Are you ready for your money to start taking care of you? If so, then this is where safety begins: the Emergency Fund. It crushes me to see how many families have little or no savings protecting them from misfortune. Just how bad is it? The 2009 MetLife "American Dream" survey suggests that 50 percent of us have less than one month's expenses saved for emergencies. Worse yet, 28 percent of respondents had less than two weeks' worth of expenses in savings. In a related 2008 survey, this one by the Consumer Federation of America suggests similar problems. While 71 percent of respondents said they have "sufficient emergency savings to pay for unexpected expenses like car repairs or a doctor visit," the broader (and much more difficult) topic of having a savings cushion of several months' worth of expenses was noticeably absent.
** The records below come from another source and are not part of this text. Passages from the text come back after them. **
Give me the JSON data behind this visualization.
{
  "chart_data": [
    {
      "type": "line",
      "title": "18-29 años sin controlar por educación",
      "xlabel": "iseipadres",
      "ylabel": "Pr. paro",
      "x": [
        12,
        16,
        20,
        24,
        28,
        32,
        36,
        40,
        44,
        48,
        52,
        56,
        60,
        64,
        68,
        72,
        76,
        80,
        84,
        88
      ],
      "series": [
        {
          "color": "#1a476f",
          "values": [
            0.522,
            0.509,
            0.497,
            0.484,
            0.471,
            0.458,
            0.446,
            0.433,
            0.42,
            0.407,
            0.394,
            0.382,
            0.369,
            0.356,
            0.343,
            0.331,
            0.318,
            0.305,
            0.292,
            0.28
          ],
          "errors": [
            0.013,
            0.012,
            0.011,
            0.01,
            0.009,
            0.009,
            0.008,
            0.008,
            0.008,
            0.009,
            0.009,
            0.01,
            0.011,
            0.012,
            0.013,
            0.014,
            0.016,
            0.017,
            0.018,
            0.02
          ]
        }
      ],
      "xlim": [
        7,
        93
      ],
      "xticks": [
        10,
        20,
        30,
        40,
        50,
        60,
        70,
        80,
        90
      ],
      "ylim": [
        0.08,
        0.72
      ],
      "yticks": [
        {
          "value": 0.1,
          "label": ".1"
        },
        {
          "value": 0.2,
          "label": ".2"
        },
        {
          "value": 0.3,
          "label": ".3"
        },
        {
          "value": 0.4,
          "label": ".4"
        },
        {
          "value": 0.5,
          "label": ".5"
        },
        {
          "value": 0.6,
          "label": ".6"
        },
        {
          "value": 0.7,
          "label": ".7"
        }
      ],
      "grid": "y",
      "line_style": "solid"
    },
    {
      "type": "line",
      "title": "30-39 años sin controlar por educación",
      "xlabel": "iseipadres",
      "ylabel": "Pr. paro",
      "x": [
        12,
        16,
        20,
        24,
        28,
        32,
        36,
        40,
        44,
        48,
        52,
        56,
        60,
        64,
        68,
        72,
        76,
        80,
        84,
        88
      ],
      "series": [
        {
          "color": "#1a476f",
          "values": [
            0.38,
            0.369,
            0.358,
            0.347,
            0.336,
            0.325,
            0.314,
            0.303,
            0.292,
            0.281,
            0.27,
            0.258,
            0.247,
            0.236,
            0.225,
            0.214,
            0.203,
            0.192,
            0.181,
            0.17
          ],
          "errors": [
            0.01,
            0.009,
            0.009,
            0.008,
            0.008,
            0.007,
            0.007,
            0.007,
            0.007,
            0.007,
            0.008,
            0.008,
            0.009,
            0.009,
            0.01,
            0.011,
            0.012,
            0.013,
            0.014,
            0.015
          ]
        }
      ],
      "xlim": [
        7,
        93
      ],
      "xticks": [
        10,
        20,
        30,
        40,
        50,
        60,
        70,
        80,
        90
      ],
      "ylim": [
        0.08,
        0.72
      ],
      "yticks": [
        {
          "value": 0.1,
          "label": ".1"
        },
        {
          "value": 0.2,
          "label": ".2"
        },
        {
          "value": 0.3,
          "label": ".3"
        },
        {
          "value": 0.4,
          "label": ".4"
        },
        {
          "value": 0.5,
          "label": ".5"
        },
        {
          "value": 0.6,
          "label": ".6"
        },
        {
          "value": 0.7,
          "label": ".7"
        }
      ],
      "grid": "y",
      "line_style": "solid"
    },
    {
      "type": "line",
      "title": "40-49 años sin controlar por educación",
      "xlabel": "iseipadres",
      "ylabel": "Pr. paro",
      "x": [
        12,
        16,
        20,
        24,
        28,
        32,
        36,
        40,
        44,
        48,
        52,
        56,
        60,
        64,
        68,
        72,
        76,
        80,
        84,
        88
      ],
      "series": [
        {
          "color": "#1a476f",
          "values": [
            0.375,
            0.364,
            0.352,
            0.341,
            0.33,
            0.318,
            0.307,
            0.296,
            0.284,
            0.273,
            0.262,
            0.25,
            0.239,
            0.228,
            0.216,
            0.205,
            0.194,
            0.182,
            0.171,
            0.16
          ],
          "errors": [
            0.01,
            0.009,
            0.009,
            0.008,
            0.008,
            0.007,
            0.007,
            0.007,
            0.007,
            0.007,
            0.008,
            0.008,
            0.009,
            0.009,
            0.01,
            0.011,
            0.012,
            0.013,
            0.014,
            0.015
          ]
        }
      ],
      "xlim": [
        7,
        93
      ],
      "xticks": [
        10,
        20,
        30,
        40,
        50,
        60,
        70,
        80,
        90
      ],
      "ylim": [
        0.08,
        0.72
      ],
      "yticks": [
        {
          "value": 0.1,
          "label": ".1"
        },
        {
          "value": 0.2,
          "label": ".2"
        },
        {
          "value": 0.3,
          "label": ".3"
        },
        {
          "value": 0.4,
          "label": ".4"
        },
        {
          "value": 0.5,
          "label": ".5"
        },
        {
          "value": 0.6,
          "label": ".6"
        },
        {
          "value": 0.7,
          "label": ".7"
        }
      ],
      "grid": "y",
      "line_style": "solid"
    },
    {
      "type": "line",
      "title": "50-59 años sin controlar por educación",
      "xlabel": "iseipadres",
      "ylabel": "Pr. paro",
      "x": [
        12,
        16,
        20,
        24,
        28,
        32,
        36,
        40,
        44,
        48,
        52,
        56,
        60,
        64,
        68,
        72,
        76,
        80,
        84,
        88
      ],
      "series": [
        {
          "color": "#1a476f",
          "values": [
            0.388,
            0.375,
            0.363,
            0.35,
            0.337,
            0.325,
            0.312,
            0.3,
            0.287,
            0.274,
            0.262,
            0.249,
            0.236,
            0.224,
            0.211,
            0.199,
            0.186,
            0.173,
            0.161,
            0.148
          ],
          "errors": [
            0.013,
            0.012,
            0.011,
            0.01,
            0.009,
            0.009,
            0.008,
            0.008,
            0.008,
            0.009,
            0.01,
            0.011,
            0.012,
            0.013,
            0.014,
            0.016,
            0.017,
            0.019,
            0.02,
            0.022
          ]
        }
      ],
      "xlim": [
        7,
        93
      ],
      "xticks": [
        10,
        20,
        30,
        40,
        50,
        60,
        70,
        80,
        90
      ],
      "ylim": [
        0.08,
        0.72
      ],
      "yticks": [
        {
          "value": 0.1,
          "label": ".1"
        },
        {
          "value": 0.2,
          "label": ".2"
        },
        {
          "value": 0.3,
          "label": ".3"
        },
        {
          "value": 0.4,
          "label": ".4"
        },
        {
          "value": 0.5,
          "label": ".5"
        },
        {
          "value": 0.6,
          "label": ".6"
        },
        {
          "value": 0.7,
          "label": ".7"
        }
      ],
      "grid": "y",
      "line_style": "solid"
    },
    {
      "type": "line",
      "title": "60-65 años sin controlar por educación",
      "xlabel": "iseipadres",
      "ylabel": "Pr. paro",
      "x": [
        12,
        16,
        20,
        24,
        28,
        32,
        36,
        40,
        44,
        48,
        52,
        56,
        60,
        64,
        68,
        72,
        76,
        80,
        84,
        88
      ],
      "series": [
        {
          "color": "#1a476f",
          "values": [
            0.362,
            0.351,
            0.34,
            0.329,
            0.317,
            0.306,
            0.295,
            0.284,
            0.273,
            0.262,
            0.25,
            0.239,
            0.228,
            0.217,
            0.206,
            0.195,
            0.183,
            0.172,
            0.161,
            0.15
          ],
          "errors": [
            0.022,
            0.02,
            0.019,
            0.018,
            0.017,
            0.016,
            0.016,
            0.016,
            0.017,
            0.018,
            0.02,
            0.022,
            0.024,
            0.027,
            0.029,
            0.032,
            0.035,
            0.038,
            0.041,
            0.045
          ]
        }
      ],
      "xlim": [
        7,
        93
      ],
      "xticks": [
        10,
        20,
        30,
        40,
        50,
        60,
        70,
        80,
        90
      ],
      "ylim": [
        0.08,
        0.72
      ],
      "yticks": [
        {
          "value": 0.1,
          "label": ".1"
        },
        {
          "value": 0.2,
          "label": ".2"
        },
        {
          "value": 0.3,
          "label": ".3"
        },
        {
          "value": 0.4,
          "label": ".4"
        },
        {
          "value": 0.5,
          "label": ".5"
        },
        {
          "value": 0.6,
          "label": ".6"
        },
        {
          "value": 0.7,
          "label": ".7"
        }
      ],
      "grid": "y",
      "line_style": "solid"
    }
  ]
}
Your debt payoff plan is about getting yourself out of debt now, and doing it as quickly as possible. Your Emergency Fund, on the other hand, is about staying out of debt. It's the force-field you build around your life to keep the debt ghoulies out. A fully-funded Emergency Fund means freeing yourself from debt forever. Whether you call it an emergency fund"), contingency fund or safe and sound money, there is no one-size-fits-all here. Rather, the amount you keep in your E-fund must be an amount that makes sense for you. It will depend on whether you're already debt-free ... or loaded down with debt. It will depend on whether you have a single- or dual-income household. It will depend on what makes you feel secure.

If you're smack in the middle of a messy debt pay down, for instance, it doesn't (usually) make much sense to keep a big pile of cash in savings. Why on earth would you want to clutch at money that earns you, say, 3 percent interest, when your balance sheet is clogged with debt that's costing you 8 ... 10 ... 12 percent or more? You're sending money straight out the front door. Yet lots of people do just that. The reasoning is easy enough: Having a chunk of cash in savings helps you feel secure. But if you're also carrying expensive debt (read: any interest-accruing debt other than perhaps mortgage debt), then that "security" you feel when you check your savings balances is largely an illusion.

But families do have a need for some savings behind them, whether they're in debt or not. If you're going to break the cycle of credit-card dependence, after all, you will need to have some money available for Life's little emergencies. Otherwise you'll turn to plastic again and again. You'll be just as dependent upon it as you ever were. What you need is a "beginner" Emergency Fund.